Zeile: I don’t really feel pressure about it. The writers, my castmates, and the crew are brilliant so I have confidence in all those people. We all come to set and have so much fun because we love what we do and we love what we are creating, so the fact that other people love it too is incredible.

TrunkSpace: In terms of performance and finding Kate, did you and Chrissy ever sit down together and discuss certain aspects of the character that perhaps was expected to carry over into adulthood? Because you’re both playing the same person, is it important to stay in sync?
Zeile: When Chrissy and I get together, we laugh a lot and grow closer on a more personal basis. I’ve picked up her mannerisms and things by watching the show and watching her performances, but I’m thankful that Chrissy trusts me enough to make teenage Kate my own character with her own identity.

TrunkSpace: You’re still so young, and yet now starting to be accomplished in the industry. Does that put pressure on you in your personal life amongst friends and peers? Have people’s expectations changed in regards to who they think Hannah Zeile is?
Zeile: I’ve always been someone who keeps her circle tight. I’m really close with my family; my mom is literally my best friend and my biggest supporter. All the people in my life are people who have been by my side on this journey and they don’t expect me to be anything but myself.

THIS IS US — “A Father’s Advice” Episode 201 — Pictured: (l-r) Hannah Zeile as Kate age 15, Logan Shroyer as Kevin age 15, Mandy Moore as Rebecca, Niles Fitch as Randall age 15 — (Photo by: Ron Batzdorff/NBC)

TrunkSpace: What first drew you to acting? What made this particular journey of such interest to you?
Zeile: Growing up, I would come home from a movie and pretend I was my favorite character for the rest of the week. I always loved stepping into someone else’s shoes and pretending to live in their reality. As I’ve gotten older, I can appreciate how a performance can affect you in ways that words can’t describe, but you feel it. I hope that in my career I can move people the way other actors have moved me.

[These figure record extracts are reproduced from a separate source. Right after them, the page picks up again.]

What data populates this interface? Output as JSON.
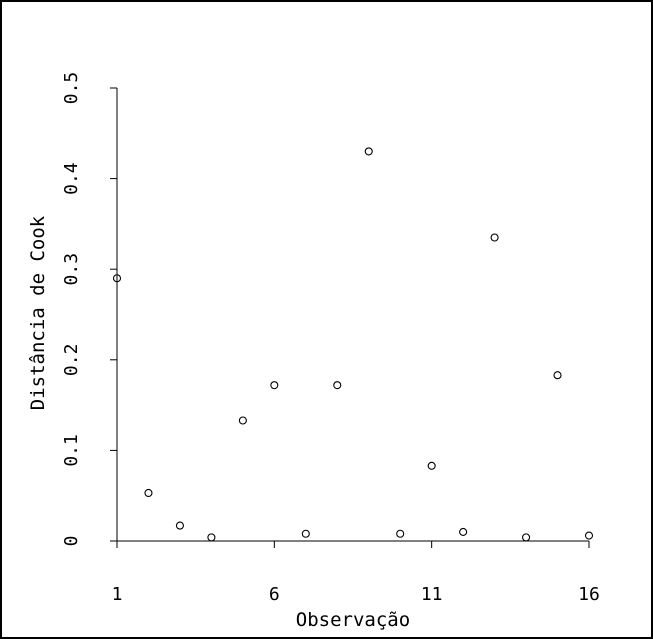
{
  "chart_data": {
    "type": "scatter",
    "xlabel": "Observação",
    "ylabel": "Distância de Cook",
    "xlim": [
      1,
      16
    ],
    "ylim": [
      0,
      0.5
    ],
    "x_ticks": [
      1,
      6,
      11,
      16
    ],
    "y_ticks": [
      0,
      0.1,
      0.2,
      0.3,
      0.4,
      0.5
    ],
    "x_tick_labels": [
      "1",
      "6",
      "11",
      "16"
    ],
    "y_tick_labels": [
      "0",
      "0.1",
      "0.2",
      "0.3",
      "0.4",
      "0.5"
    ],
    "grid": false,
    "marker": "open-circle",
    "series": [
      {
        "x": [
          1,
          2,
          3,
          4,
          5,
          6,
          7,
          8,
          9,
          10,
          11,
          12,
          13,
          14,
          15,
          16
        ],
        "y": [
          0.29,
          0.053,
          0.017,
          0.004,
          0.133,
          0.172,
          0.008,
          0.172,
          0.43,
          0.008,
          0.083,
          0.01,
          0.335,
          0.004,
          0.183,
          0.006
        ]
      }
    ]
  }
}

TrunkSpace: You’re playing a teen on television who is going through a lot of difficult, emotional moments in a world where social media didn’t exist. This is a bit of a mind melt, we know, but given what you know about being a teenager in 2017, do you think Kate’s experience would be easier, similar, or more difficult if she was growing up in the present?
Zeile: It is hard to say for sure, but I would think it would be more difficult. Social media can put a lot of pressure on young girls, especially like Kate who struggles with low self-esteem mostly due to her weight. Unfortunately, people can also be negative and hide behind a keyboard on social media and I think mean comments are hard for anyone to read, including Kate.

Season 2 of “This Is Us” premieres tonight on NBC.